Il sortit de sa poche deux livres fatigués, que je pris. Le titre du premier bouquin était: Catéchisme du diocèse d'Avignon; celui du second: Les Vampires de la Hongrie, par Dom Calmet. Ce dernier titre m'effraya plus que n'avait pu le faire la déclaration criminelle du juif latin. Je compris qu'il ne se vantait point, et qu'érudit et sanguinaire, l'homme à qui j'avais affaire était un maniaque du meurtre. Je regardai rapidement autour de moi, en l'espoir de découvrir une arme pour me défendre au cas où Fernisoun ferait le forcené. Je vis sur une étagère, à portée de ma main, un petit revolver à parfumerie qui, détérioré et sans valeur, aurait dû être jeté depuis longtemps. Cet objet me sauva la vie en l'occurrence, car Fernisoun, profitant de ce que je détournais les yeux, avait tiré un couteau passé à sa ceinture, sous ses vêtements. Je laissai tomber les livres et saisis précipitamment la minuscule et illusoire arme à feu que je braquai sur le juif latin. Il pâlit et trembla de tous ses membres, implorant:

—Grâce, vous vous méprenez!

Je criai:

—Assassin! va perpétrer ailleurs des crimes que tu crois pardonnables! Mes principes ne me permettent point de te dénoncer, mais je souhaite que, dès ce soir, tes sauvageries trouvent un châtiment. Ta lâcheté, j'espère, limite le nombre de tes victimes, et ta loquacité te signalera à la police. Il y a des juges à Paris et, si tu reçois le Baptême, que ce soit avant de monter à l'échafaud!

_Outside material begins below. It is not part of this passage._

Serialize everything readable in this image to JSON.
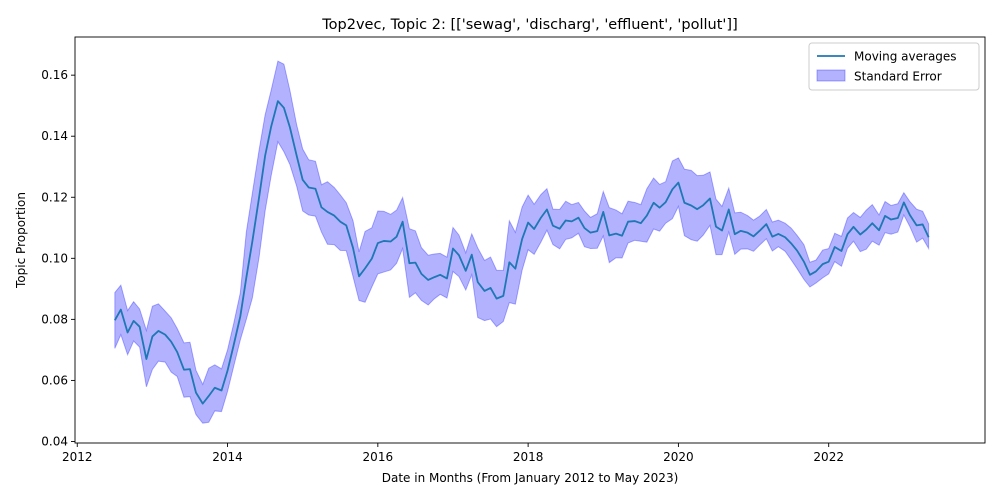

Durant que je parlais, Fernisoun ramassa ses livres et, se relevant, me demanda fort civilement pardon pour m'avoir effrayé. Je lui ordonnai de m'abandonner son couteau qui était une lame catalane très dangereuse. Il obéit, puis sortit toujours menacé par le ridicule petit revolver à parfumerie que je n'avais pas lâché.

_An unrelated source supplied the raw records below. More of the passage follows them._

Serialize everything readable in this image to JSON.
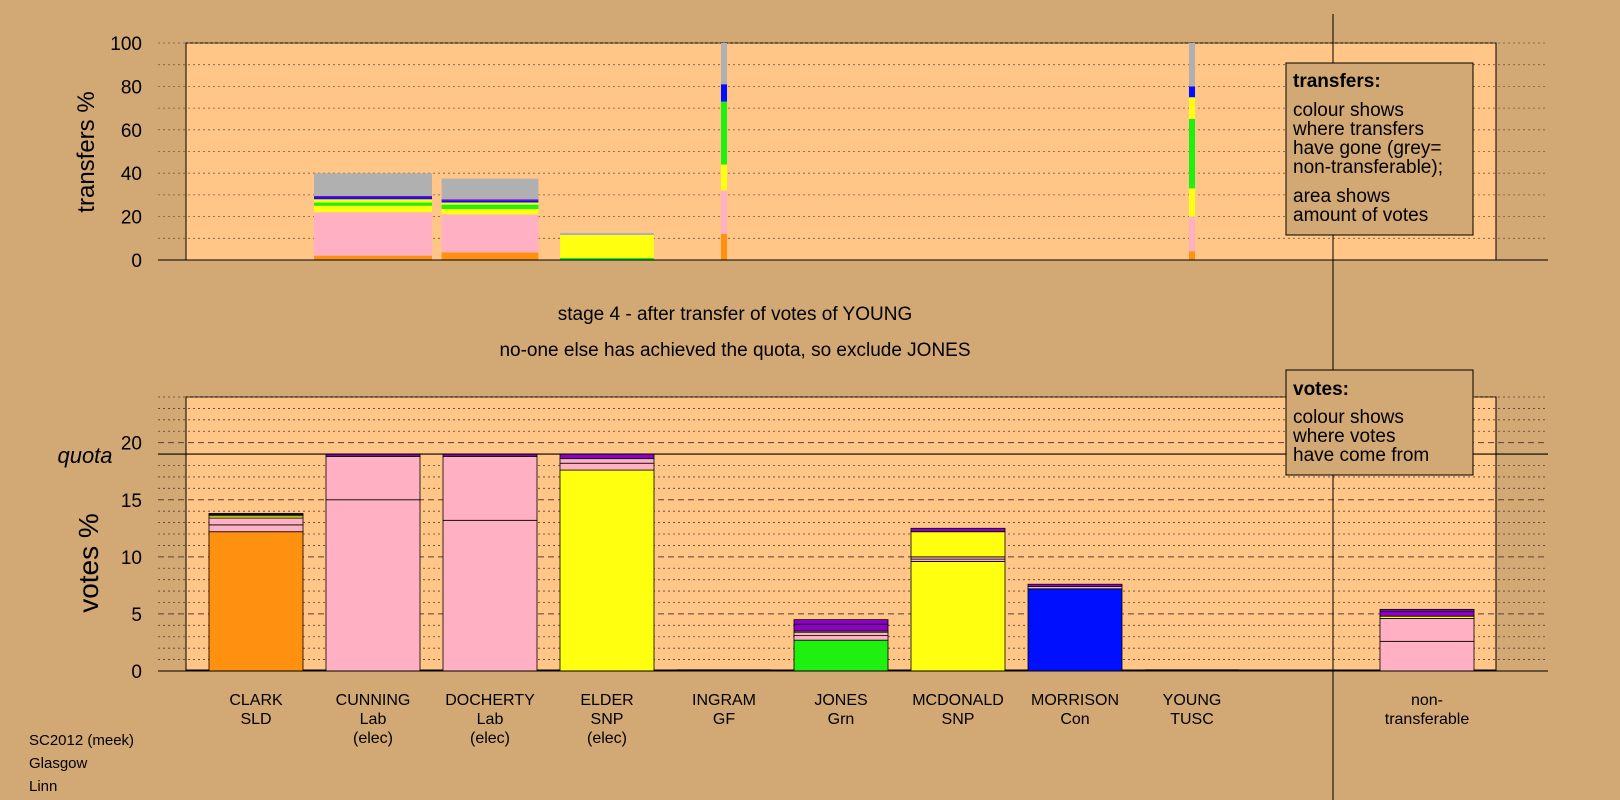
{
  "colors": {
    "background": "#d2a874",
    "plot_bg": "#ffc687",
    "SLD": "#ff9010",
    "Lab": "#ffb0c3",
    "SNP": "#ffff10",
    "GF": "#b0b0b0",
    "Grn": "#20f010",
    "Con": "#0010ff",
    "TUSC": "#8e00c8",
    "nontransferable": "#b0b0b0",
    "separator": "#000000"
  },
  "stage_title": "stage 4 - after transfer of votes of YOUNG",
  "stage_subtitle": "no-one else has achieved the quota, so exclude JONES",
  "footer": [
    "SC2012 (meek)",
    "Glasgow",
    "Linn"
  ],
  "legend_transfers": {
    "heading": "transfers:",
    "lines_a": [
      "colour shows",
      "where transfers",
      "have gone (grey=",
      "non-transferable);"
    ],
    "lines_b": [
      "area shows",
      "amount of votes"
    ]
  },
  "legend_votes": {
    "heading": "votes:",
    "lines": [
      "colour shows",
      "where votes",
      "have come from"
    ]
  },
  "chart_data": [
    {
      "type": "bar",
      "stacked": true,
      "ylabel": "transfers %",
      "ylim": [
        0,
        100
      ],
      "yticks": [
        0,
        20,
        40,
        60,
        80,
        100
      ],
      "grid": true,
      "categories": [
        "CLARK SLD",
        "CUNNING Lab (elec)",
        "DOCHERTY Lab (elec)",
        "ELDER SNP (elec)",
        "INGRAM GF",
        "JONES Grn",
        "MCDONALD SNP",
        "MORRISON Con",
        "YOUNG TUSC"
      ],
      "note": "segment colours show destination party; bar width shows amount of votes",
      "bars": [
        {
          "candidate": "CUNNING",
          "width_votes": 3.9,
          "segments": [
            {
              "to": "SLD",
              "value": 2
            },
            {
              "to": "Lab",
              "value": 20
            },
            {
              "to": "SNP",
              "value": 3
            },
            {
              "to": "Grn",
              "value": 1.5
            },
            {
              "to": "SNP",
              "value": 1.5
            },
            {
              "to": "Con",
              "value": 1
            },
            {
              "to": "TUSC",
              "value": 0.5
            },
            {
              "to": "nontransferable",
              "value": 10.5
            }
          ]
        },
        {
          "candidate": "DOCHERTY",
          "width_votes": 3.2,
          "segments": [
            {
              "to": "SLD",
              "value": 3.5
            },
            {
              "to": "Lab",
              "value": 17.5
            },
            {
              "to": "SNP",
              "value": 2.5
            },
            {
              "to": "Grn",
              "value": 2
            },
            {
              "to": "SNP",
              "value": 1
            },
            {
              "to": "Con",
              "value": 1
            },
            {
              "to": "TUSC",
              "value": 0.5
            },
            {
              "to": "nontransferable",
              "value": 9.5
            }
          ]
        },
        {
          "candidate": "ELDER",
          "width_votes": 3.1,
          "segments": [
            {
              "to": "Grn",
              "value": 1
            },
            {
              "to": "SNP",
              "value": 10.5
            },
            {
              "to": "nontransferable",
              "value": 1
            }
          ]
        },
        {
          "candidate": "INGRAM",
          "width_votes": 0.2,
          "segments": [
            {
              "to": "SLD",
              "value": 12
            },
            {
              "to": "Lab",
              "value": 20
            },
            {
              "to": "SNP",
              "value": 12
            },
            {
              "to": "Grn",
              "value": 29
            },
            {
              "to": "Con",
              "value": 8
            },
            {
              "to": "nontransferable",
              "value": 19
            }
          ]
        },
        {
          "candidate": "YOUNG",
          "width_votes": 0.2,
          "segments": [
            {
              "to": "SLD",
              "value": 4
            },
            {
              "to": "Lab",
              "value": 16
            },
            {
              "to": "SNP",
              "value": 13
            },
            {
              "to": "Grn",
              "value": 32
            },
            {
              "to": "SNP",
              "value": 10
            },
            {
              "to": "Con",
              "value": 5
            },
            {
              "to": "nontransferable",
              "value": 20
            }
          ]
        }
      ]
    },
    {
      "type": "bar",
      "stacked": true,
      "ylabel": "votes %",
      "ylim": [
        0,
        24
      ],
      "yticks": [
        0,
        5,
        10,
        15,
        20
      ],
      "quota_label": "quota",
      "quota": 19.0,
      "grid": true,
      "groups": [
        {
          "name": "CLARK",
          "party": "SLD",
          "note": ""
        },
        {
          "name": "CUNNING",
          "party": "Lab",
          "note": "(elec)"
        },
        {
          "name": "DOCHERTY",
          "party": "Lab",
          "note": "(elec)"
        },
        {
          "name": "ELDER",
          "party": "SNP",
          "note": "(elec)"
        },
        {
          "name": "INGRAM",
          "party": "GF",
          "note": ""
        },
        {
          "name": "JONES",
          "party": "Grn",
          "note": ""
        },
        {
          "name": "MCDONALD",
          "party": "SNP",
          "note": ""
        },
        {
          "name": "MORRISON",
          "party": "Con",
          "note": ""
        },
        {
          "name": "YOUNG",
          "party": "TUSC",
          "note": ""
        },
        {
          "name": "non-",
          "party": "transferable",
          "note": ""
        }
      ],
      "bars": [
        {
          "candidate": "CLARK",
          "segments": [
            {
              "from": "SLD",
              "value": 12.2
            },
            {
              "from": "Lab",
              "value": 0.6
            },
            {
              "from": "Lab",
              "value": 0.6
            },
            {
              "from": "SNP",
              "value": 0.2
            },
            {
              "from": "Grn",
              "value": 0.1
            },
            {
              "from": "TUSC",
              "value": 0.1
            }
          ]
        },
        {
          "candidate": "CUNNING",
          "segments": [
            {
              "from": "Lab",
              "value": 15.0
            },
            {
              "from": "Lab",
              "value": 3.8
            },
            {
              "from": "TUSC",
              "value": 0.2
            }
          ]
        },
        {
          "candidate": "DOCHERTY",
          "segments": [
            {
              "from": "Lab",
              "value": 13.2
            },
            {
              "from": "Lab",
              "value": 5.6
            },
            {
              "from": "TUSC",
              "value": 0.2
            }
          ]
        },
        {
          "candidate": "ELDER",
          "segments": [
            {
              "from": "SNP",
              "value": 17.6
            },
            {
              "from": "Lab",
              "value": 0.6
            },
            {
              "from": "Lab",
              "value": 0.4
            },
            {
              "from": "TUSC",
              "value": 0.4
            }
          ]
        },
        {
          "candidate": "INGRAM",
          "segments": []
        },
        {
          "candidate": "JONES",
          "segments": [
            {
              "from": "Grn",
              "value": 2.7
            },
            {
              "from": "Lab",
              "value": 0.4
            },
            {
              "from": "Lab",
              "value": 0.3
            },
            {
              "from": "SNP",
              "value": 0.1
            },
            {
              "from": "TUSC",
              "value": 0.6
            },
            {
              "from": "TUSC",
              "value": 0.4
            }
          ]
        },
        {
          "candidate": "MCDONALD",
          "segments": [
            {
              "from": "SNP",
              "value": 9.6
            },
            {
              "from": "Lab",
              "value": 0.2
            },
            {
              "from": "Lab",
              "value": 0.2
            },
            {
              "from": "SNP",
              "value": 2.2
            },
            {
              "from": "TUSC",
              "value": 0.3
            }
          ]
        },
        {
          "candidate": "MORRISON",
          "segments": [
            {
              "from": "Con",
              "value": 7.2
            },
            {
              "from": "Lab",
              "value": 0.2
            },
            {
              "from": "TUSC",
              "value": 0.2
            }
          ]
        },
        {
          "candidate": "YOUNG",
          "segments": []
        },
        {
          "candidate": "non-transferable",
          "segments": [
            {
              "from": "Lab",
              "value": 2.6
            },
            {
              "from": "Lab",
              "value": 2.0
            },
            {
              "from": "SNP",
              "value": 0.2
            },
            {
              "from": "TUSC",
              "value": 0.4
            },
            {
              "from": "TUSC",
              "value": 0.2
            }
          ]
        }
      ]
    }
  ]
}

Le soir, par économie, je soupai chez moi, de charcuterie et du restant de pâté sur lequel Fernisoun s'était penché. Je n'avais aucune idée du danger que je courais. Mais je connus bientôt la noirceur d'âme du juif latin. Je fus pris de douleurs d'entrailles intolérables. Le pâté était empoisonné. Fernisoun l'avait arrosé ou saupoudré avec quelque drogue infecte qui m'aurait tué en peu d'heures, si je n'avais bu une burette d'huile, puis une fiole de glycérine. Je provoquai des vomissements salutaires. Je courus acheter du lait et, par bonheur, je m'en tirai sans médecin.

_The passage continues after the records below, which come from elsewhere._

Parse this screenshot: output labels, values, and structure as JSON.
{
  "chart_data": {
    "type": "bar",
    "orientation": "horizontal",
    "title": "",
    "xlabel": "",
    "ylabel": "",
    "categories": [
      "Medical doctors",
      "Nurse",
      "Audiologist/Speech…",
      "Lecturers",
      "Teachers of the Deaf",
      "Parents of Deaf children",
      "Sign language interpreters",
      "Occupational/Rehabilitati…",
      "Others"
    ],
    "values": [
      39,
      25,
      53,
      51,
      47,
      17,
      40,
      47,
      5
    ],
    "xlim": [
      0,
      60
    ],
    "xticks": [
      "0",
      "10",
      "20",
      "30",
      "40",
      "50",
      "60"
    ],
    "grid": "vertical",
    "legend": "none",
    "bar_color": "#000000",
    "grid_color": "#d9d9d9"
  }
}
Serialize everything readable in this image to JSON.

Les jours suivants, les journaux se trouvèrent remplis par les récits de crimes sensationnels commis sur des femmes dans tous les coins de Paris. L'une d'elles fut trouvée nue, tendue comme un drapeau flottant, et fichée sur un pieu planté au milieu du boulevard de Belleville. Des enfants, des vieillards furent égorgés. On remarquera qu'il ne s'agissait que d'êtres faibles. Des passants, hommes ou femmes, dans la foule qui se presse sur les boulevards à la tombée de la nuit, eurent la cuisse ou le bras entaillés par un rasoir qui, d'un seul coup, pénétrait les vêtements, puis la chair. Le rasoir taillait sans douleur et les malheureux ne tombaient, baignés dans leur sang, qu'au bout de quelques pas. Les assassins demeurèrent inconnus. On attribua les premiers crimes aux bandes d'Apaches et autres tatoués qui effrayent nos âmes meilleures, et désolent ceux qui croient à la perfectibilité humaine. Les autres forfaits furent mis sur le compte d'un de ces maniaques qui pullulent et qui ne ressortissent pas à la Cour d'assises, mais à la Salpêtrière. Je fus souvent tenté de dénoncer l'auteur de tous ces crimes. Car je me doutais bien que c'était le catéchumène Gabriel Fernisoun qui agissait en l'attente du baptême. L'égoïsme triompha. J'avais échappé au monstre, je le laissai agir sans le dénoncer.